Sur les 35 à 40.000 titres de BD copiés frauduleusement, "8.000 à 10.000 sont réellement accessibles, avec des liens de téléchargement et des sources peer-to-peer actifs, à la portée d'un internaute moyennement averti", souligne Mathias Daval. Le peer-to-peer est un système où les ordinateurs, reliés entre eux par un réseau, peuvent s'échanger des fichiers. Il est encore employé pour le piratage des BD mais le téléchargement direct gagne du terrain.

Trois et cinq heures de travail

Autre caractéristique du piratage de BD : le format se prête très bien au "streaming" (la lecture en continu sur internet).

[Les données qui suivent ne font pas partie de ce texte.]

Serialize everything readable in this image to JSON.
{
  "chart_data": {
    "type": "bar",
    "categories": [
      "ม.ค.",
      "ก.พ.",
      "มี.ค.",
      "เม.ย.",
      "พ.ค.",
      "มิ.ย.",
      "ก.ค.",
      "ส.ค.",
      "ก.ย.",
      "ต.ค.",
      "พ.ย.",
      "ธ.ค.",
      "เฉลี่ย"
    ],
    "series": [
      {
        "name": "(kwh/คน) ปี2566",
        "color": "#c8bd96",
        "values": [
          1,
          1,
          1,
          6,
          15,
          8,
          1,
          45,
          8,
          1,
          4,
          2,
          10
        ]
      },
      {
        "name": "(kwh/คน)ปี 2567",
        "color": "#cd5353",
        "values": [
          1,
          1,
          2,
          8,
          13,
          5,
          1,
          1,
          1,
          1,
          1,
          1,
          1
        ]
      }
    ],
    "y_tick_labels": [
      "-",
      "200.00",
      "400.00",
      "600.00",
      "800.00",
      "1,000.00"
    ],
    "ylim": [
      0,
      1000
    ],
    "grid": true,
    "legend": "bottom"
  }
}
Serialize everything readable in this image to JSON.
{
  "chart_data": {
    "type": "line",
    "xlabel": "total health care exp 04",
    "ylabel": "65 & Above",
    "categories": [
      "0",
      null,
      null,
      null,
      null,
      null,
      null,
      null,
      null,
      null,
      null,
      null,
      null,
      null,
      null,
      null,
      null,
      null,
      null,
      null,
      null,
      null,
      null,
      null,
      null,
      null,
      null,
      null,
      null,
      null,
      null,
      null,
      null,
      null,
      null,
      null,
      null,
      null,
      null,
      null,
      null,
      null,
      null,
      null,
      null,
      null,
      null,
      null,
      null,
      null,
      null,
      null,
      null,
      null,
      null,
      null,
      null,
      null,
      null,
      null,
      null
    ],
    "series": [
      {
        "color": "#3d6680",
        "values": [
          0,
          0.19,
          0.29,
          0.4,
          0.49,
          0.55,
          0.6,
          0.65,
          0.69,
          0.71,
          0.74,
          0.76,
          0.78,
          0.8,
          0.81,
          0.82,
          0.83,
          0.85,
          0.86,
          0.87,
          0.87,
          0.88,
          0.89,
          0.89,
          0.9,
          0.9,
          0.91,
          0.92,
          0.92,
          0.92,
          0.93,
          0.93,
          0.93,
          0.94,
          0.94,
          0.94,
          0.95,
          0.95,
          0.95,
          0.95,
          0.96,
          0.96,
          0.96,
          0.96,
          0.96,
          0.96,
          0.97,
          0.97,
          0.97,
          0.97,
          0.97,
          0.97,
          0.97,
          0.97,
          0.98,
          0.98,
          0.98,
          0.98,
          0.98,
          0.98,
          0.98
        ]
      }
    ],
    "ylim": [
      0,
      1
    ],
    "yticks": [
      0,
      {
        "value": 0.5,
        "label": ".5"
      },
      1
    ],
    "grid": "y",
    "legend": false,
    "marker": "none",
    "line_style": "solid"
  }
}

C'est d'ailleurs le modèle choisi par la plupart des plates-formes légales de BD numériques.

Mais comment pirate-t-on une BD ? Ce n’est pas un sport solitaire ! Il existe ainsi des centaines d'équipes de pirates passionnés, qui sont à l'oeuvre. Ces "teams" scannent les planches, les traduisent si nécessaire, refont alors les textes à la main et les mettent en ligne. C'est un travail de longue haleine, nécessitant trois à cinq heures pour une BD sans la traduction.

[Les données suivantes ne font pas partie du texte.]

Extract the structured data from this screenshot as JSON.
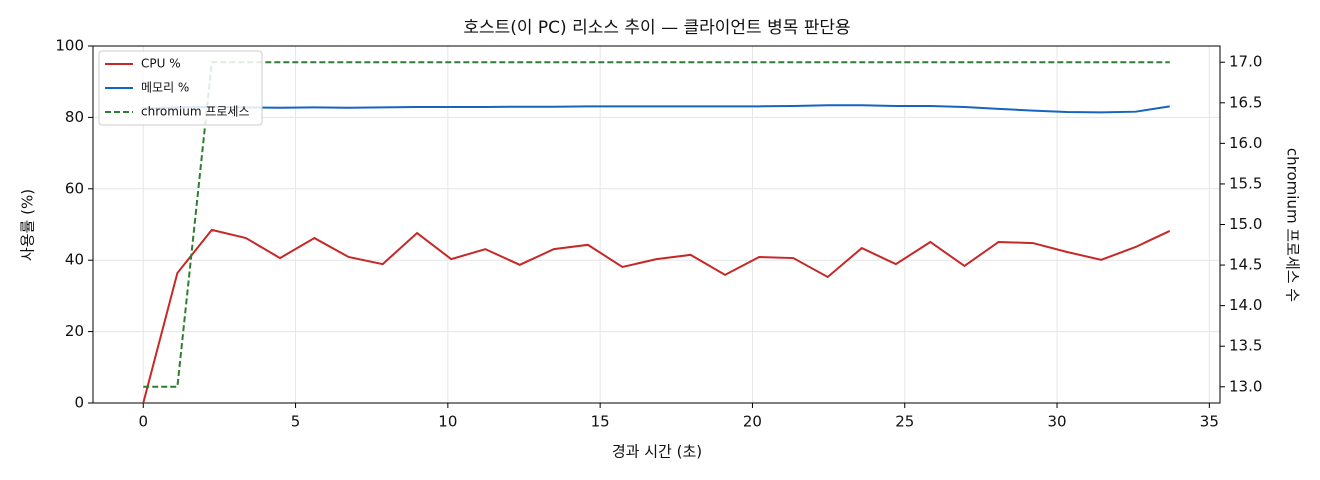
{
  "chart_data": {
    "type": "line",
    "title": "호스트(이 PC) 리소스 추이 — 클라이언트 병목 판단용",
    "xlabel": "경과 시간 (초)",
    "ylabel": "사용률 (%)",
    "y2label": "chromium 프로세스 수",
    "x": [
      0,
      1.12,
      2.25,
      3.37,
      4.49,
      5.62,
      6.74,
      7.86,
      8.99,
      10.11,
      11.23,
      12.36,
      13.48,
      14.6,
      15.73,
      16.85,
      17.97,
      19.1,
      20.22,
      21.34,
      22.47,
      23.59,
      24.71,
      25.84,
      26.96,
      28.08,
      29.21,
      30.33,
      31.45,
      32.58,
      33.7
    ],
    "series": [
      {
        "name": "CPU %",
        "color": "#c62828",
        "linestyle": "solid",
        "values": [
          0,
          36.4,
          48.5,
          46.2,
          40.6,
          46.2,
          40.9,
          38.9,
          47.6,
          40.3,
          43.1,
          38.7,
          43.1,
          44.3,
          38.1,
          40.3,
          41.5,
          35.9,
          40.9,
          40.6,
          35.3,
          43.4,
          38.9,
          45.1,
          38.4,
          45.1,
          44.8,
          42.3,
          40.1,
          43.7,
          48.2
        ]
      },
      {
        "name": "메모리 %",
        "color": "#1565c0",
        "linestyle": "solid",
        "values": [
          82.5,
          82.8,
          82.9,
          82.8,
          82.7,
          82.8,
          82.7,
          82.8,
          82.9,
          82.9,
          82.9,
          83.0,
          83.0,
          83.1,
          83.1,
          83.1,
          83.1,
          83.1,
          83.1,
          83.2,
          83.4,
          83.4,
          83.2,
          83.2,
          82.9,
          82.4,
          81.9,
          81.5,
          81.4,
          81.6,
          83.1
        ]
      },
      {
        "name": "chromium 프로세스",
        "color": "#2e7d32",
        "linestyle": "dashed",
        "axis": "y2",
        "values": [
          13,
          13,
          17,
          17,
          17,
          17,
          17,
          17,
          17,
          17,
          17,
          17,
          17,
          17,
          17,
          17,
          17,
          17,
          17,
          17,
          17,
          17,
          17,
          17,
          17,
          17,
          17,
          17,
          17,
          17,
          17
        ]
      }
    ],
    "xlim": [
      -1.65,
      35.35
    ],
    "xticks": [
      0,
      5,
      10,
      15,
      20,
      25,
      30,
      35
    ],
    "ylim": [
      0,
      100
    ],
    "yticks": [
      0,
      20,
      40,
      60,
      80,
      100
    ],
    "y2lim": [
      12.8,
      17.2
    ],
    "y2ticks": [
      {
        "value": 13,
        "label": "13.0"
      },
      13.5,
      {
        "value": 14,
        "label": "14.0"
      },
      14.5,
      {
        "value": 15,
        "label": "15.0"
      },
      15.5,
      {
        "value": 16,
        "label": "16.0"
      },
      16.5,
      {
        "value": 17,
        "label": "17.0"
      }
    ],
    "grid": true,
    "legend": "upper-left"
  }
}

Pour l’industrie de la bande dessinée, le piratage représente évidemment un manque à gagner. "Les revenus des éditeurs, mais aussi ceux des auteurs vont baisser de 20%", assure Philippe Ostermann, directeur général adjoint des éditions Dargaud au micro d’Europe1.
 

"Les auteurs ne pourront plus vivre de leurs œuvres" :

Côté mangas, la lecture en ligne d’œuvres piratées est une pratique ancienne, ce qui n'est pas le cas pour les autres types de BD. Ce sont surtout celles parues au Japon et pas encore en France qui sont copiées. "Une fois la traduction publiée, les pirates suppriment la version illégale. C'est leur code de déontologie", précise Mathias Daval.

Pour les férus de bande dessinée japonaise, il existe d'énormes portails de téléchargement : le principal, fin décembre 2011, regroupait ainsi environ 9.000 chapitres de mangas en streaming et 8.000 en téléchargement direct. Certains sites sont aussi spécialistes d'un seul manga. Ainsi, le plus populaire consacré à la série "One Piece" a enregistré 4,1 millions de visites en 2011.